C’est seulement lorsqu’ils débouchent dans la lumière que je réalise la vérité : le chauffeur d’Alexandre-Benoît, contre toute apparence, appartient au sexe féminin. Il n’ajoute rien à sa gloire, convenons-z’en. Pourtant, c’est bel et bien une femelle qui pénètre dans la cuisine d’Ivana. Tronche comme une boule, pommettes violacées, bouche aux lèvres lippues, nez camard, yeux minuscules, frangés de cils décolorés. The monstre !

— B’jour maâme ! fait le Gravos à Ivana. Hmm, qu’est-ce j’aspers-je : du caoua ! V’là qui tombe à pic.

Ce qu’il y a de forcené, chez Bérurier, c’est qu’il ne s’étonne pratiquement jamais de rien. Il accepte sans barguigner n’importe quelle réalité. Ainsi, ma présence en cet endroit ne lui pose aucun problème et il salue mon hôtesse comme s’il s’agissait de la vendeuse d’un magasin où il vient d’entrer.

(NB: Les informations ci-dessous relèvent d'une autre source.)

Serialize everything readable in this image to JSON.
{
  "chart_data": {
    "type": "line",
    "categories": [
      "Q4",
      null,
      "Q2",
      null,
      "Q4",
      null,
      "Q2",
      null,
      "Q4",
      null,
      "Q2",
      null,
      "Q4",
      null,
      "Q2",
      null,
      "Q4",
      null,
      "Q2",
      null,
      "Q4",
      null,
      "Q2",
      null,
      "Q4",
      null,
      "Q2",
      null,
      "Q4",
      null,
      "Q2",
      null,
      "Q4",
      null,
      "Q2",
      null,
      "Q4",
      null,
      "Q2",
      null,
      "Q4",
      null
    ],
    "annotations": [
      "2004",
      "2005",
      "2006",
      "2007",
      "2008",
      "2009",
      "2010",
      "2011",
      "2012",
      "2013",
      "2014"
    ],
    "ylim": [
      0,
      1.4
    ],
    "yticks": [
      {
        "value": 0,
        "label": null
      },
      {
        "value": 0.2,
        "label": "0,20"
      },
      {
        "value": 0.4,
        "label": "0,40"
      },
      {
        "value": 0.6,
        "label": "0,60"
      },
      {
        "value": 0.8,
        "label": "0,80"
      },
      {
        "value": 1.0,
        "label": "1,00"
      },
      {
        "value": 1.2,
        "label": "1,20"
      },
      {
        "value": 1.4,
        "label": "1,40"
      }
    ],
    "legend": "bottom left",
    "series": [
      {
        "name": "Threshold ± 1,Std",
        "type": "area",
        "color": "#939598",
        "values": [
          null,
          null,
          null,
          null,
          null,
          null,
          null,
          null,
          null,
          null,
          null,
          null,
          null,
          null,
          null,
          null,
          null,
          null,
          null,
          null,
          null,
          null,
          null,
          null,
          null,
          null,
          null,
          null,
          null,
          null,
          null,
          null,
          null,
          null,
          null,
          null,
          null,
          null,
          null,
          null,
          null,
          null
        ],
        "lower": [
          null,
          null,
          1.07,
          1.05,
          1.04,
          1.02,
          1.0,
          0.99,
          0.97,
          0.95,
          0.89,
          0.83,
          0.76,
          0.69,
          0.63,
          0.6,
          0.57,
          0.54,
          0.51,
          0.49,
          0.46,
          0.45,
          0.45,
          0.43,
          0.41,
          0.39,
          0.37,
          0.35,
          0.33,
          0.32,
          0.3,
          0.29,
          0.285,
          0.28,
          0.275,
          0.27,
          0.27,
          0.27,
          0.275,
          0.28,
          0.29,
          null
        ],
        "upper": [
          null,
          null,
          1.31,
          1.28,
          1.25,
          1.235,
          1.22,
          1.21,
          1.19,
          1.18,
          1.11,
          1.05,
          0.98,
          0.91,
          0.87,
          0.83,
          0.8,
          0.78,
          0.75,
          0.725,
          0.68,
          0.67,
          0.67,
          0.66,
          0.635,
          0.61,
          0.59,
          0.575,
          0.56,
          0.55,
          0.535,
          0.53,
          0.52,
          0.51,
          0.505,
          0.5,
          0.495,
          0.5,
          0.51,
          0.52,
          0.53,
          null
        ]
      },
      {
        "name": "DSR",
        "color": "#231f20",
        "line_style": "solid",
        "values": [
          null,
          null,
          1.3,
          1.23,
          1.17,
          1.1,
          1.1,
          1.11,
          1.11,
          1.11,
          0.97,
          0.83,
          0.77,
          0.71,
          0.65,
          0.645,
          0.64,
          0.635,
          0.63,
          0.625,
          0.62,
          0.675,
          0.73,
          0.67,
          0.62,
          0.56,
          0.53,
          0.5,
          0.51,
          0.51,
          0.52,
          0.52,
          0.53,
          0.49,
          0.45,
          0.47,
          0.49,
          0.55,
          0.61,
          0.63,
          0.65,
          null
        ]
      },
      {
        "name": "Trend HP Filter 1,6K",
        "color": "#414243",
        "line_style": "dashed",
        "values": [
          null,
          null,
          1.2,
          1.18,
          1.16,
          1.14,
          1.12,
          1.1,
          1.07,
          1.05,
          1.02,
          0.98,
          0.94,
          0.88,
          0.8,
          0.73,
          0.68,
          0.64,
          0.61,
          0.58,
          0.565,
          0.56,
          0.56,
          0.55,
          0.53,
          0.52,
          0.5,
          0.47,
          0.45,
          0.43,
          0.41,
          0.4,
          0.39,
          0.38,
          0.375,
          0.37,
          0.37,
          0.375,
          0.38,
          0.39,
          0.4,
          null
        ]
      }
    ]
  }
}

— Grand, me dit-il, en désignant le tonneau, j’te présente ma dernière conquête : Mme Slavadsoua, chauffeuse professionnelle qu’on a aussitôt eu l’coup d’foutre, moi et elle, l’un pour l’une et l’une pour l’autre. Croise en ma vieille expérience, mais c’te pétroleuse doit raffoler la biroute chercheuse. Dieu d’Dieu, elle a répondu présent à mes avances qu’c’en est une bénédiction. J’l’eusse bien fourrée dans sa tire, mais outre qu’on s’serait caillé les meules, vu qu’elle est pas chauffée, les routes sont pleines de militaires. On a été arrêtés au moins quat’cinq fois. Cte doudoune a un bagout d’marchand d’poissecaille. Et en bulgare, j’te précise ! Chaque fois, elle a bradé des salades, vu qu’é dispose d’un condé officiel, et les bidasses n’nous ont pas p’lé la prostate. Ce sidi, on est, moi et elle au point d’surchauffe, étant donné toutes les agaceries qu’j’y ai manipulées en route. C’est pourquoi, si la petite Maâme que j’voye là voulait bien nous prêter son plume pour un quart d’heure, c’serait une bonne action, et j’sus sûr qu’l’Bon Dieu l’lu rendrait.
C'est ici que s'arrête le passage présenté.